С учетом немецкой темы — вполне себе генетические связи. Немецкого в романе действительно много. В принципе, немецкое там все. Там даже великая русская река пару раз бесхитростно называется Volga. А городок на этой самой Fluss населяют простолюдины с именами Бах, Вагнер, Дюрер, Гендель, Гримм, Фромм, Гаусс, Гауф, Кох, Бёлль. Ни много ни мало. В принципе, это все равно что придумать русскую деревушку в Германии, разместив там крестьян с фамилиями Толстой, Тургенев, Чайковский, Левитан, Менделеев. 

С какой целью автор озадачилась назвать статистов великими именами — из первых ста страниц непонятно. Но, скорее всего, не только для того, чтобы потом весь этот «цвет» европейской культуры был уничтожен безжалостной русской силой. Такой вариант был бы слишком примитивным для уважаемого автора. Потому что в итоге идиллический городок разорен. Красными или белыми — не уточняется, но Гражданская война прошлась по нему основательно.
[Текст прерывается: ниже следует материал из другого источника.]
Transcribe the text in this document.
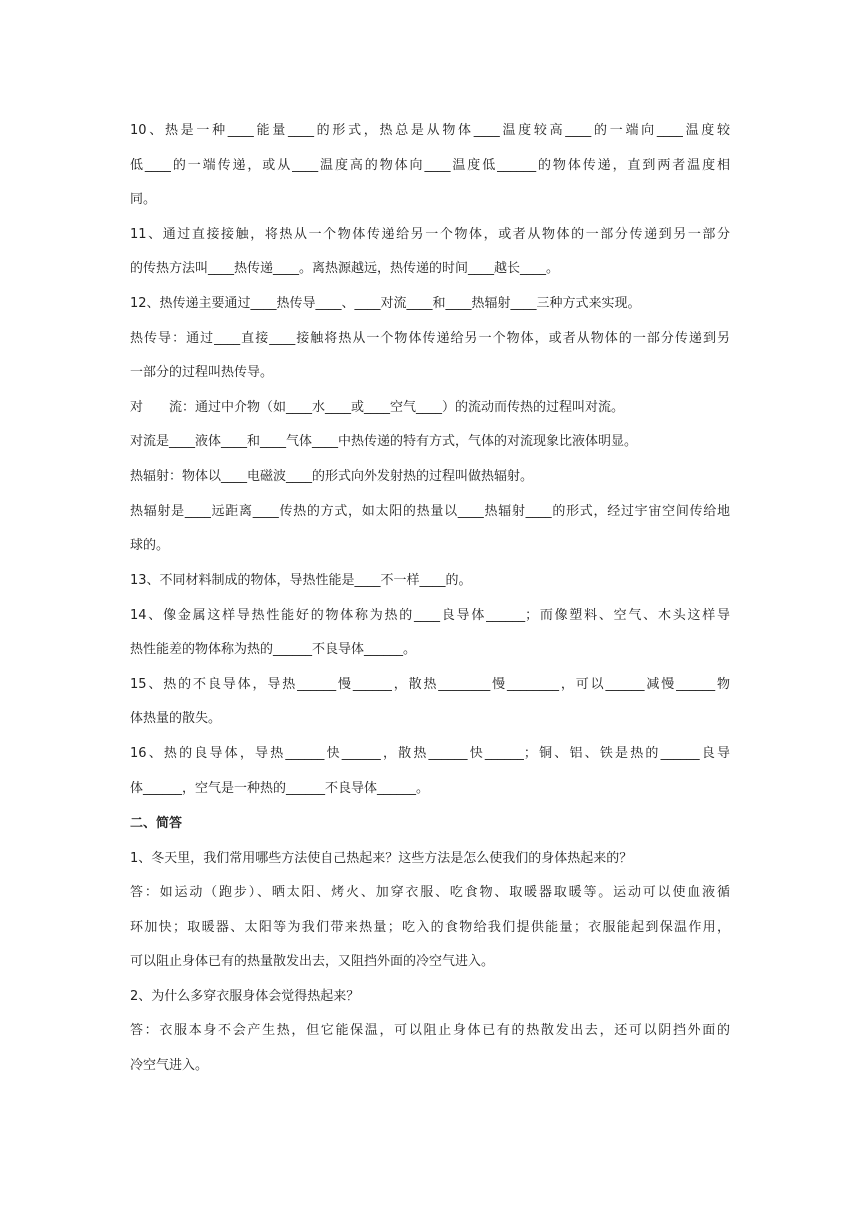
10、热是一种____能量____的形式，热总是从物体____温度较高____的一端向____温度较
低____的一端传递，或从____温度高的物体向____温度低______的物体传递，直到两者温度相
同。
11、通过直接接触，将热从一个物体传递给另一个物体，或者从物体的一部分传递到另一部分
的传热方法叫____热传递____。离热源越远，热传递的时间____越长____。
12、热传递主要通过____热传导____、____对流____和____热辐射____三种方式来实现。
热传导：通过____直接____接触将热从一个物体传递给另一个物体，或者从物体的一部分传递到另
一部分的过程叫热传导。
对　　流：通过中介物（如____水____或____空气____）的流动而传热的过程叫对流。
对流是____液体____和____气体____中热传递的特有方式，气体的对流现象比液体明显。
热辐射：物体以____电磁波____的形式向外发射热的过程叫做热辐射。
热辐射是____远距离____传热的方式，如太阳的热量以____热辐射____的形式，经过宇宙空间传给地
球的。
13、不同材料制成的物体，导热性能是____不一样____的。
14、像金属这样导热性能好的物体称为热的____良导体______；而像塑料、空气、木头这样导
热性能差的物体称为热的______不良导体______。
15、热的不良导体，导热______慢______，散热________慢________，可以______减慢______物
体热量的散失。
16、热的良导体，导热______快______，散热______快______；铜、铝、铁是热的______良导
体______，空气是一种热的______不良导体______。
二、简答
1、冬天里，我们常用哪些方法使自己热起来？这些方法是怎么使我们的身体热起来的？
答：如运动（跑步）、晒太阳、烤火、加穿衣服、吃食物、取暖器取暖等。运动可以使血液循
环加快；取暖器、太阳等为我们带来热量；吃入的食物给我们提供能量；衣服能起到保温作用，
可以阻止身体已有的热量散发出去，又阻挡外面的冷空气进入。
2、为什么多穿衣服身体会觉得热起来？
答：衣服本身不会产生热，但它能保温，可以阻止身体已有的热散发出去，还可以阴挡外面的
冷空气进入。
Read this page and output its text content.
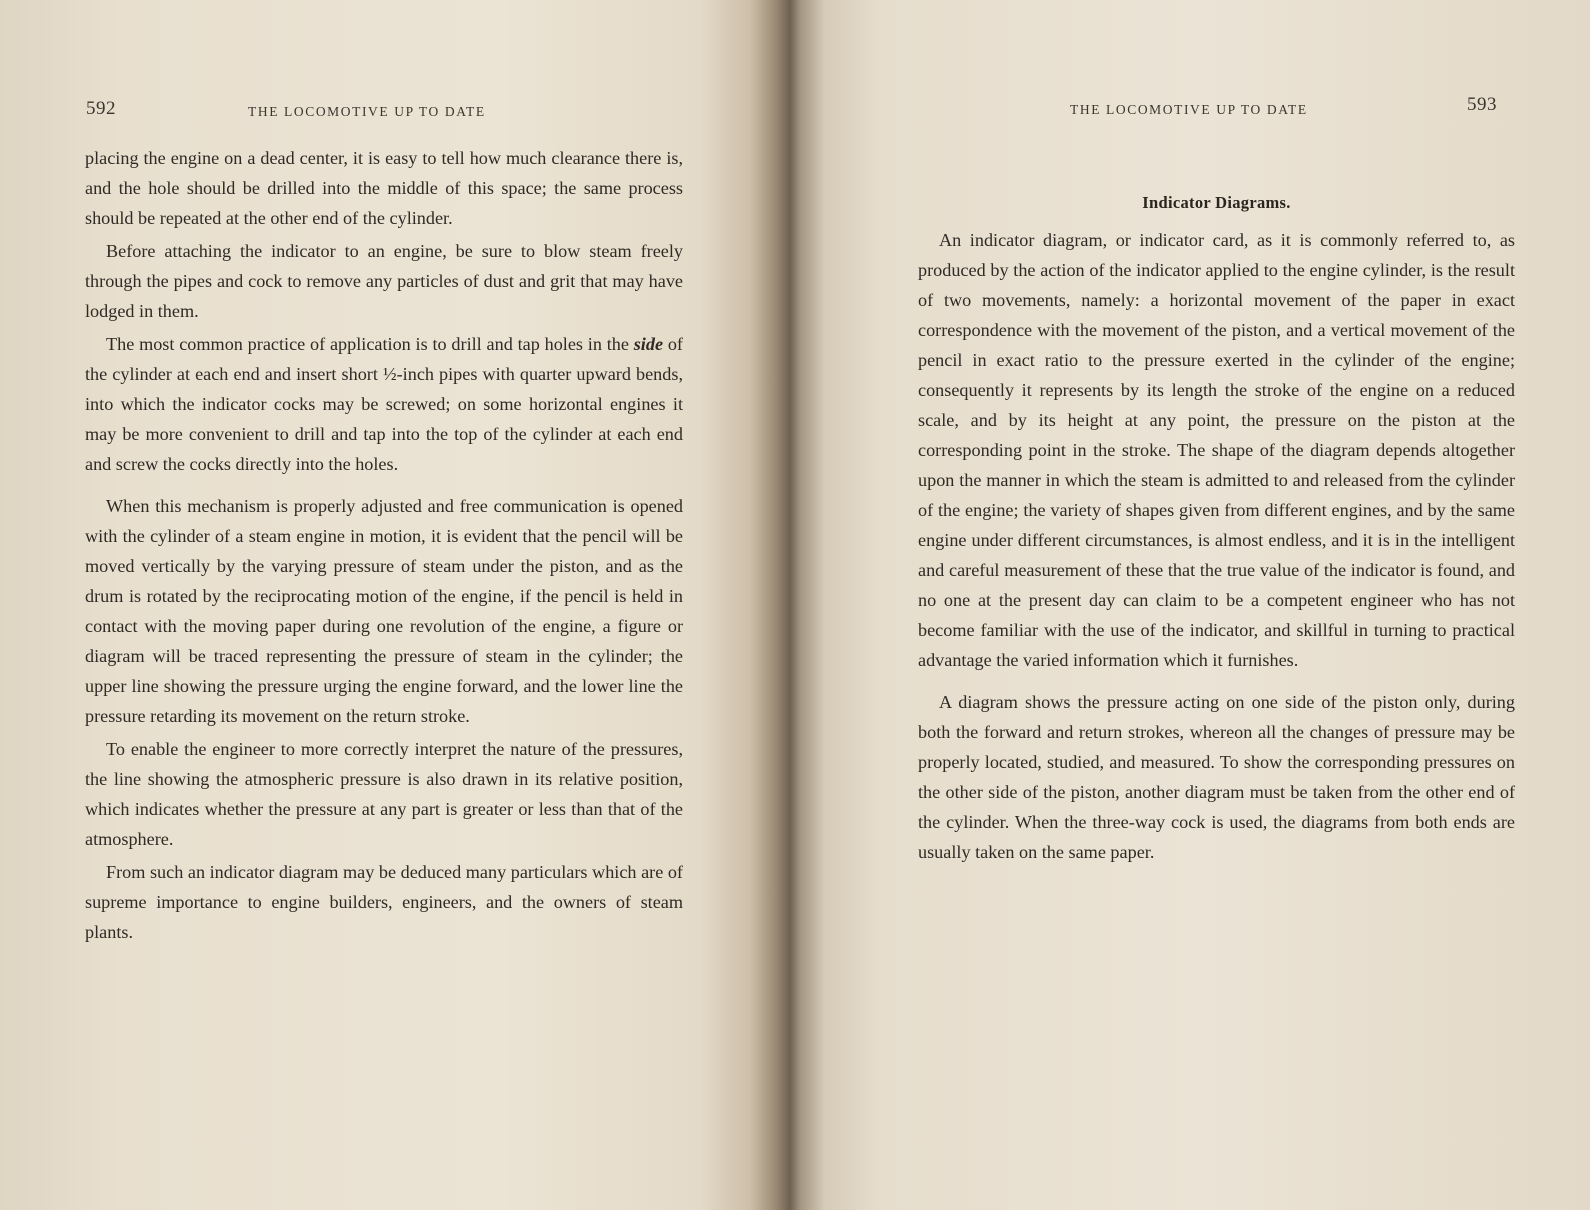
592	THE LOCOMOTIVE UP TO DATE

placing the engine on a dead center, it is easy to tell how much clearance there is, and the hole should be drilled into the middle of this space; the same process should be repeated at the other end of the cylinder.

Before attaching the indicator to an engine, be sure to blow steam freely through the pipes and cock to remove any particles of dust and grit that may have lodged in them.

The most common practice of application is to drill and tap holes in the side of the cylinder at each end and insert short ½-inch pipes with quarter upward bends, into which the indicator cocks may be screwed; on some horizontal engines it may be more convenient to drill and tap into the top of the cylinder at each end and screw the cocks directly into the holes.

When this mechanism is properly adjusted and free communication is opened with the cylinder of a steam engine in motion, it is evident that the pencil will be moved vertically by the varying pressure of steam under the piston, and as the drum is rotated by the reciprocating motion of the engine, if the pencil is held in contact with the moving paper during one revolution of the engine, a figure or diagram will be traced representing the pressure of steam in the cylinder; the upper line showing the pressure urging the engine forward, and the lower line the pressure retarding its movement on the return stroke.

To enable the engineer to more correctly interpret the nature of the pressures, the line showing the atmospheric pressure is also drawn in its relative position, which indicates whether the pressure at any part is greater or less than that of the atmosphere.

From such an indicator diagram may be deduced many particulars which are of supreme importance to engine builders, engineers, and the owners of steam plants.

THE LOCOMOTIVE UP TO DATE	593
Indicator Diagrams.

An indicator diagram, or indicator card, as it is commonly referred to, as produced by the action of the indicator applied to the engine cylinder, is the result of two movements, namely: a horizontal movement of the paper in exact correspondence with the movement of the piston, and a vertical movement of the pencil in exact ratio to the pressure exerted in the cylinder of the engine; consequently it represents by its length the stroke of the engine on a reduced scale, and by its height at any point, the pressure on the piston at the corresponding point in the stroke. The shape of the diagram depends altogether upon the manner in which the steam is admitted to and released from the cylinder of the engine; the variety of shapes given from different engines, and by the same engine under different circumstances, is almost endless, and it is in the intelligent and careful measurement of these that the true value of the indicator is found, and no one at the present day can claim to be a competent engineer who has not become familiar with the use of the indicator, and skillful in turning to practical advantage the varied information which it furnishes.

A diagram shows the pressure acting on one side of the piston only, during both the forward and return strokes, whereon all the changes of pressure may be properly located, studied, and measured. To show the corresponding pressures on the other side of the piston, another diagram must be taken from the other end of the cylinder. When the three-way cock is used, the diagrams from both ends are usually taken on the same paper.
Зачин романа устроен в эпическом и слегка скорбном ключе, похожем на интонации бурлацкой песни — земля здесь горька и изрыта, берег громоздится, волна отливает, деревни лепятся, северное море дышит из-за гор. Монументальное письмо (хотя, возможно, отчасти из набора «Собери сам»), близкое сердцу всякого поклонника Рокуэлла Кента и Николая Рериха. А также — любителей классического фэнтези с непременным Земноморьем и Темными Горами. Дракон в этой вселенной не появляется, но деревушку за кадром все-таки разоряет. В образе невидимой солдатни он оставляет после себя следы ужасающей скотобойни и кучу смерзшихся трупов нерожденных телят, которых вырезали из обреченных коров перед забоем. Все как положено. Все ингредиенты на месте. Будет даже групповое изнасилование, но тоже за кадром. Вежливо и пристойно.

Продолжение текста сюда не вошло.